About the Job: HEROIC Cybersecurity ( HEROIC.com ) is seeking a Web Scraper Developer with deep expertise in building scalable, automated web data collection systems to power our AI-driven cybersecurity intelligence platforms.
You will be responsible for developing, deploying, and maintaining high-performance web crawlers and data extraction pipelines that source threat intelligence, leaked datasets, and cybersecurity-related data from the surface, deep, and dark web.
This role requires strong technical knowledge in Python-based scraping frameworks, distributed data pipelines, and automation systems to collect and normalize large-scale datasets with minimal manual intervention. Your work will directly support HEROIC’s mission to make the internet safer through intelligent, data-driven cybersecurity insights.
What you will do:
- Design, develop, and maintain large-scale, distributed web crawlers and data extraction pipelines.
- Build automated systems to scrape, clean, and normalize structured and unstructured data from multiple web sources (surface, deep, and dark web).
- Develop resilient scraping solutions using frameworks like Scrapy, Selenium, Playwright, or custom Python-based tools.Implement strategies to overcome anti-bot challenges (e.g., proxy rotation, CAPTCHA handling, user-agent management).
- Integrate scraped data into centralized databases (PostgreSQL, MySQL etc).
- Collaborate with the backend team to design ingestion workflows that feed into HEROIC’s cybersecurity intelligence platform.

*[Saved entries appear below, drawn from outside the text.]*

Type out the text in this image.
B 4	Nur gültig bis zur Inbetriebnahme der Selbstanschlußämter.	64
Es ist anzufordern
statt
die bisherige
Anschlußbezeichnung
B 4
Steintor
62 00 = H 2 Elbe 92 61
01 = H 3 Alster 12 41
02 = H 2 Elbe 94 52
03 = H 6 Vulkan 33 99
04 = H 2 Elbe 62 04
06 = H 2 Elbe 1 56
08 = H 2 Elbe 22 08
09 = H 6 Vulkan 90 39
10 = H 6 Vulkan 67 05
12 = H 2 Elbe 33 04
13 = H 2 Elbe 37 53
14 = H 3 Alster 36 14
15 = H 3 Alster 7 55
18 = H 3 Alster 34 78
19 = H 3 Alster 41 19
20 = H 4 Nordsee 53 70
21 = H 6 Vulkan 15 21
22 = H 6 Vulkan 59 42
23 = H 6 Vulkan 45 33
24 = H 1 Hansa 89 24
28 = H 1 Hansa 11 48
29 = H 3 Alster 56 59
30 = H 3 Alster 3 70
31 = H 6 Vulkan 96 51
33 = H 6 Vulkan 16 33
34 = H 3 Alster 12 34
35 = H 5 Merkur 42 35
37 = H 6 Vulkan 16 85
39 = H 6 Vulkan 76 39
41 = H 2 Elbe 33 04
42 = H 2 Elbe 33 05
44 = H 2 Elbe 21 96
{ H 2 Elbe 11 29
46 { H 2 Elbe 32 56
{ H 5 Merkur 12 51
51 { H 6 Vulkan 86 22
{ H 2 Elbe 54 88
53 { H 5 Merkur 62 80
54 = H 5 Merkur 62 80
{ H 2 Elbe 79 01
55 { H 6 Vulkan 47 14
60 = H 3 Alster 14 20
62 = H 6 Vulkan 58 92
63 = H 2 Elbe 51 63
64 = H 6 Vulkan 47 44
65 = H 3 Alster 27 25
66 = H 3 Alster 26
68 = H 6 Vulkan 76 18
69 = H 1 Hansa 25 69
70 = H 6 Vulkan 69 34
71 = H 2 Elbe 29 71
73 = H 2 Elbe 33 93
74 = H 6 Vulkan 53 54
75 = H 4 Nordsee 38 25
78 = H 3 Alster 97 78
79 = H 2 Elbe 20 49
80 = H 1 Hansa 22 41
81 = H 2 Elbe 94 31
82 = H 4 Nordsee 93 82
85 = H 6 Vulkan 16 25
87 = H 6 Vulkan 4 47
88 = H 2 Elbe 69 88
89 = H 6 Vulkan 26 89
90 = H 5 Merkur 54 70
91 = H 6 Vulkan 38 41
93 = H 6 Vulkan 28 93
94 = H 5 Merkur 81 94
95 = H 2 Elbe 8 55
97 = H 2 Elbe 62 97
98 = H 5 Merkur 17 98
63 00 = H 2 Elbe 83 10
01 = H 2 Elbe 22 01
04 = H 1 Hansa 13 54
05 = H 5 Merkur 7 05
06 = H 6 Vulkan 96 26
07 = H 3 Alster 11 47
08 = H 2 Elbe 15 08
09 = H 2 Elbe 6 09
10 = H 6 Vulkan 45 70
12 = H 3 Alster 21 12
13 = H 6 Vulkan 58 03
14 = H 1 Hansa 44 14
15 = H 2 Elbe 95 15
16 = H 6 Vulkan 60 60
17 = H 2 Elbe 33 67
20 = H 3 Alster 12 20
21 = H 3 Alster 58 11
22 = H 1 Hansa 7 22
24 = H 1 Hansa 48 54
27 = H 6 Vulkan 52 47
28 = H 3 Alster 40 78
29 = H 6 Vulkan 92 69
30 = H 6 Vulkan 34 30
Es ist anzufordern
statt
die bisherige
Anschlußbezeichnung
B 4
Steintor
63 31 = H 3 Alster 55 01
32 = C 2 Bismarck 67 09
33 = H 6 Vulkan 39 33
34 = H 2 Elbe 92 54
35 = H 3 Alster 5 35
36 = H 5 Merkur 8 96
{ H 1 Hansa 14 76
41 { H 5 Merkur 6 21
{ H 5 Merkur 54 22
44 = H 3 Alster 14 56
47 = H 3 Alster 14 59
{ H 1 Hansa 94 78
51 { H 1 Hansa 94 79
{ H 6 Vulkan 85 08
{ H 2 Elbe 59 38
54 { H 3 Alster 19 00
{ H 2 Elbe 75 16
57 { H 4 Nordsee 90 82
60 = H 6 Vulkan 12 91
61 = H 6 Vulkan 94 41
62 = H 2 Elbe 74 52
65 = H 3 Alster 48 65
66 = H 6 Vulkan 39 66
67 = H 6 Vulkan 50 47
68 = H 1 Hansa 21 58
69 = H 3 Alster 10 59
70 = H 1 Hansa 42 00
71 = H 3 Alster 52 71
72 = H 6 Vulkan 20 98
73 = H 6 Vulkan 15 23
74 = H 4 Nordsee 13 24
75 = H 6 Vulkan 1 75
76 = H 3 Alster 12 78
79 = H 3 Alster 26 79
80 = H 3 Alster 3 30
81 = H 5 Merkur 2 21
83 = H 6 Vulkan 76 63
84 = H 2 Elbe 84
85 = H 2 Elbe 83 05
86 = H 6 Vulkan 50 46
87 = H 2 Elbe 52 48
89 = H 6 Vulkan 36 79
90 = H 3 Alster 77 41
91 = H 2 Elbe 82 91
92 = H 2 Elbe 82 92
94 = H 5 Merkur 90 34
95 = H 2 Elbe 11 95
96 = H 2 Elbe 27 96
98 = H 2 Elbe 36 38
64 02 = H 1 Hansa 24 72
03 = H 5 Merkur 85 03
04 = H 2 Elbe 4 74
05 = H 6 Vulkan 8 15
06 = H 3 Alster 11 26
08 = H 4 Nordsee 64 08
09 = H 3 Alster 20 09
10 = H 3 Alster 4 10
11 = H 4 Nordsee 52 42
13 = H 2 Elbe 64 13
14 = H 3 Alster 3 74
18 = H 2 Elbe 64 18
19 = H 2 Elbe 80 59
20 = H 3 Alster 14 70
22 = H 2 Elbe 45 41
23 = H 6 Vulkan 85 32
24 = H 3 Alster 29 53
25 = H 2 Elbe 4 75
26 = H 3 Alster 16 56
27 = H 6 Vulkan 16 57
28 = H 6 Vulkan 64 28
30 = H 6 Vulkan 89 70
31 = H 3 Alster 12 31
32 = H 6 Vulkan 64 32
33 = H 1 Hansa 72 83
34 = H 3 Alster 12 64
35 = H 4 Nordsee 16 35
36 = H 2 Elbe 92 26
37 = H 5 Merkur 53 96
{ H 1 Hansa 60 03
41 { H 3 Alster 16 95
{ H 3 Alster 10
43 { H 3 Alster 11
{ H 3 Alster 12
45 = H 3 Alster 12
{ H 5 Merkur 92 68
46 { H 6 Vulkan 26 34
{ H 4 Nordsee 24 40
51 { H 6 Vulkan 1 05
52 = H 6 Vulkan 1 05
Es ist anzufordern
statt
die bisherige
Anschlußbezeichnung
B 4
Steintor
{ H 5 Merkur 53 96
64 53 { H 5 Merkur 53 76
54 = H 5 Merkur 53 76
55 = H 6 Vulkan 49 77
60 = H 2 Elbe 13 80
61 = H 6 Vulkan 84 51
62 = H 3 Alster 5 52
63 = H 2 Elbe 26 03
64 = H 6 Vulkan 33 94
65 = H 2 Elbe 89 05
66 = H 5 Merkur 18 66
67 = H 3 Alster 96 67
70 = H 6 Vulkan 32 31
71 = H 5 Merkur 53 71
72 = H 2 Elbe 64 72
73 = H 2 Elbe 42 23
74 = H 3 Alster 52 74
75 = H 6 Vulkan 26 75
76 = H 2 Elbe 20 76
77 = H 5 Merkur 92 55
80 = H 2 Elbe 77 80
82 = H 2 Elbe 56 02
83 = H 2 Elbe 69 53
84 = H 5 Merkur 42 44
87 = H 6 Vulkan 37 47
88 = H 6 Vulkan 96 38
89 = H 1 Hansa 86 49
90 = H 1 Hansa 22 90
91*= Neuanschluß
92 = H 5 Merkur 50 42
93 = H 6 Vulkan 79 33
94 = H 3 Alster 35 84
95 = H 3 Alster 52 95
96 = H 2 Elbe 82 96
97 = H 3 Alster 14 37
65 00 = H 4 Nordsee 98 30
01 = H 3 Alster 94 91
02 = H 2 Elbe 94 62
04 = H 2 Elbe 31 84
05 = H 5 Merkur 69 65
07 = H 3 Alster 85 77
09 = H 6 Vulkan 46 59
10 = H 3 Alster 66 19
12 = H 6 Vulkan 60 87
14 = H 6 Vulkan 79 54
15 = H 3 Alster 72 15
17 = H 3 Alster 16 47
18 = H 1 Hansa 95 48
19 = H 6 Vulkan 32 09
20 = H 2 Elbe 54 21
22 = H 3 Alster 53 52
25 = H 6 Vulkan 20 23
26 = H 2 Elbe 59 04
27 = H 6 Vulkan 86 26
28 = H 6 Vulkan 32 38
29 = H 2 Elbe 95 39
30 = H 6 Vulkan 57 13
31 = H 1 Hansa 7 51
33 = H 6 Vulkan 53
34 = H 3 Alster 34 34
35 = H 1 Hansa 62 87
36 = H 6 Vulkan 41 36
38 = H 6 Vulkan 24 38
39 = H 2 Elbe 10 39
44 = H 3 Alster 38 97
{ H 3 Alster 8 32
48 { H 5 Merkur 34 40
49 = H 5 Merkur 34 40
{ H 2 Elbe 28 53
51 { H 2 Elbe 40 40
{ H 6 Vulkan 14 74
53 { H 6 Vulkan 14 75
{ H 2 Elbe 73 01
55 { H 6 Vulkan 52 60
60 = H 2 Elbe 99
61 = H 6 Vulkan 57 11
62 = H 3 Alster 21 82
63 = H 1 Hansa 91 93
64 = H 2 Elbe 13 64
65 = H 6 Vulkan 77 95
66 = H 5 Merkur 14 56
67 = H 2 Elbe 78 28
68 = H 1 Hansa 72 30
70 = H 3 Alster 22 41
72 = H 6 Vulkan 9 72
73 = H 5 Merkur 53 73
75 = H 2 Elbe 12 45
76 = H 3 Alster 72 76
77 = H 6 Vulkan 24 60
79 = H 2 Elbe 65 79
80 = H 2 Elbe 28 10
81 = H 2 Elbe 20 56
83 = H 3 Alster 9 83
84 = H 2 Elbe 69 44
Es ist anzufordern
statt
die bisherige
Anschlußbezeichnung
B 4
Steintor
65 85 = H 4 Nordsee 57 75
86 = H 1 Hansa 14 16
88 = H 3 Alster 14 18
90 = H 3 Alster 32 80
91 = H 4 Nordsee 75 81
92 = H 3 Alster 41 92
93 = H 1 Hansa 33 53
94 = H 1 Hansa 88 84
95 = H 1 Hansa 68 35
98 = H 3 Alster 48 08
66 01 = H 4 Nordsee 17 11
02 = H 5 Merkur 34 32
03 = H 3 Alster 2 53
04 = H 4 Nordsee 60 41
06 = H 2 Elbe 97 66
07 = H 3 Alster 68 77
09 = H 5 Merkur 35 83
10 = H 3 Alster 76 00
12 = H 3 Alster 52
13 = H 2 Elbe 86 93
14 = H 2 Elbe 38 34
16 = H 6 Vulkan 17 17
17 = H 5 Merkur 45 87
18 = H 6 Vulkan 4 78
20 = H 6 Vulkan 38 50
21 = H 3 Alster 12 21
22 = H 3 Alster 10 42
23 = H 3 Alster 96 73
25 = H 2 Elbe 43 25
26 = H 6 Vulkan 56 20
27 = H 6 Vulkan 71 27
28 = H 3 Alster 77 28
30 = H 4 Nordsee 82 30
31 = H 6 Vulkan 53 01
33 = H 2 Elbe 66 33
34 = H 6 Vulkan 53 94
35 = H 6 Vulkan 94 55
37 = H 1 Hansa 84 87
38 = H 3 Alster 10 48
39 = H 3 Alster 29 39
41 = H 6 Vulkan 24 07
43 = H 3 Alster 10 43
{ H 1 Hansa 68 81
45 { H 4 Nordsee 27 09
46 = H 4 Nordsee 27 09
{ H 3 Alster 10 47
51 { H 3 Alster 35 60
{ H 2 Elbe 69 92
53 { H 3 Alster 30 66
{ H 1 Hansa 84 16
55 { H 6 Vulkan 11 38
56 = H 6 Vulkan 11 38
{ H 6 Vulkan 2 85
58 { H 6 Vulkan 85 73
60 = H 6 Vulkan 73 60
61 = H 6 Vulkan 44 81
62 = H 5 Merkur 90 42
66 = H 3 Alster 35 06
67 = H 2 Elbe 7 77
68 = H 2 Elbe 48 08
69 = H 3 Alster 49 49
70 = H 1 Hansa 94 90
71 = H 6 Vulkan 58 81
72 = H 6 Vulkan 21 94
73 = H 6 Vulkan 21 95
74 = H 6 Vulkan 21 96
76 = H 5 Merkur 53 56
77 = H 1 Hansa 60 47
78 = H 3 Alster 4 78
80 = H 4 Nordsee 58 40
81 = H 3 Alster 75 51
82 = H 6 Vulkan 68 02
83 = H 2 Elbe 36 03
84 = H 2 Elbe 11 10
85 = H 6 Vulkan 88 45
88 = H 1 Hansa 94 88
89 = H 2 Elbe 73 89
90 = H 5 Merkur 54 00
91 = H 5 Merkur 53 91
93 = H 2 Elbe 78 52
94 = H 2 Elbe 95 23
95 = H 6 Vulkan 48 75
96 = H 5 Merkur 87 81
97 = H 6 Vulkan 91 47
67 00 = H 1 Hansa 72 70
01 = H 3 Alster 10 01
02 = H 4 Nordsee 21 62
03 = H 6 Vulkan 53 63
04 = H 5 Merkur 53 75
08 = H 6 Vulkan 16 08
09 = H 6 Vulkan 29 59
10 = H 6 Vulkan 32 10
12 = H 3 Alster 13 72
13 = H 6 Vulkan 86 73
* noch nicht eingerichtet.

- Monitor and optimize scraping performance, reliability, and compliance with data usage policies.
- Automate deployment and scaling of crawler clusters using Docker, Kubernetes, or cloud infrastructure (AWS/GCP).
- Write and maintain APIs, scripts, and ETL components for downstream data processing.
- Collaborate closely with software development team to ensure seamless data flow and usability.
Requirements
- Bachelor's Degree in Computer Science, Information Technology or related field
- Minimum 4 years of hands-on experience in web scraping, data crawling, or data pipeline development.
- Strong proficiency in Python and scraping frameworks such as Scrapy, Selenium, Playwright, or BeautifulSoup.
- Proven experience building scalable crawlers capable of handling high-volume, dynamic, or JavaScript-rendered sites.
- Deep understanding of HTTP, DOM structures, XPath/CSS selectors, and data parsing.
- Experience managing asynchronous/concurrent scraping tasks and distributed crawling architectures.
- Knowledge of data pipelines, ETL workflows, and API integrations.
- Familiarity with NoSQL and SQL databases (e.g., MongoDB, PostgreSQL, Elasticsearch, Cassandra).
- Strong command of Linux/Unix systems, shell scripting, and version control (Git).
- Experience with containerization and cloud-based deployments (Docker, Kubernetes, AWS, or GCP).
- Excellent problem-solving, analytical, and debugging skills.
- Strong written and verbal communication in English.
- Prior experience in cybersecurity, data intelligence, or dark web data collection (preferred but not required).
Benefits
- Position Type: Full-time
- Location: India (Remote – Work from anywhere)
- Salary: Competitive salary based on experience
- Other Benefits: PTOs & National Holidays
- Professional Growth: Work with cutting-edge AI, cybersecurity, and SaaS technologies
- Culture: Fast-paced, innovative, mission-driven team.
About Us: HEROIC Cybersecurity (HEROIC.com) is building the future of cybersecurity. Unlike traditional solutions, HEROIC takes a predictive and proactive approach to intelligently secure users before an attack or threat occurs. Our work environment is fast-paced, challenging, and exciting. At HEROIC, you’ll collaborate with a team of passionate, driven individuals dedicated to making the world a safer digital place.